Dossiê de Registro do modo de fazer o Queijo, Alagoa/MG

Dossiê de Registro do modo de fazer o Queijo, Alagoa/MG

O queijo é um alimento que parece carregar em si uma “mineiridade”. Tal peculiaridade atribui a essa iguaria um marco de identificador cultural dos indivíduos naturais de Minas Gerais e dos que se estabeleceram nesse Estado. Tanto é assim, que o primeiro registro estadual de bem de natureza imaterial, elaborado pelo Instituto Estadual do Patrimônio Histórico e Artístico de Minas Gerais – IEPHA/MG, foi o Modo de Fazer o Queijo Artesanal da Região do Serro, em 07 de agosto de 2002. Já em 13 de junho de 2008, foi inscrito no Livro de Registro dos Saberes do Instituto do Patrimônio Histórico e Artístico Nacional – IPHAN, o processo denominado: Modo artesanal de fazer o Queijo Minas, nas regiões do Serro e das serras da Canastra e Salitre.

Dado esse diálogo estabelecido com saberes que se entrecruzam em diferentes escalas, justifica-se o registro do preparo singular do queijo parmesão na pequena cidade de Alagoa, tendo em vista a sua importância enquanto bem imaterial do município e por tratar-se de um saber que envolve diferentes relações sociais, já que as técnicas são transferidas entre famílias, de geração em geração, e servem como regularizador da economia.
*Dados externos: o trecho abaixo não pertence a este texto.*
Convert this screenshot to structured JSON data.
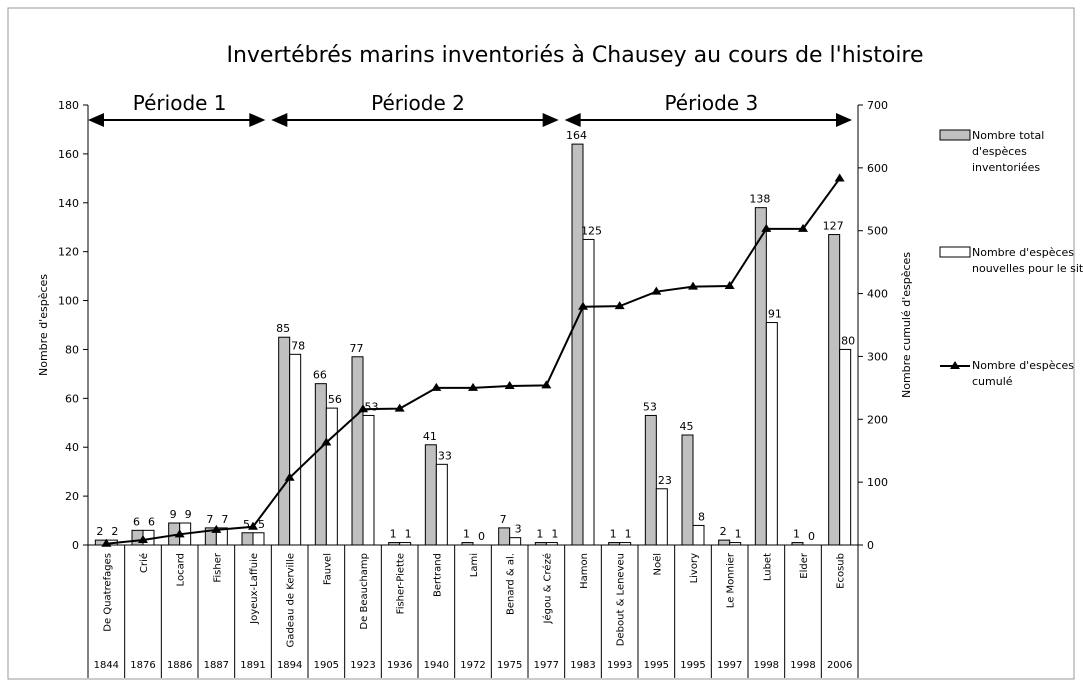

Diagnosticado o potencial do registro desta manifestação cultural, Alagoa investiu para que o parmesão fosse oficialmente reconhecido como patrimônio municipal. O Dossiê de Registro foi elaborado em 2010, por profissionais das áreas de Arquitetura e História da empresa Memória Arquitetura, em contrato firmado com a Prefeitura Municipal, através do Departamento Municipal de Cultura e do Conselho Municipal de Patrimônio Cultural.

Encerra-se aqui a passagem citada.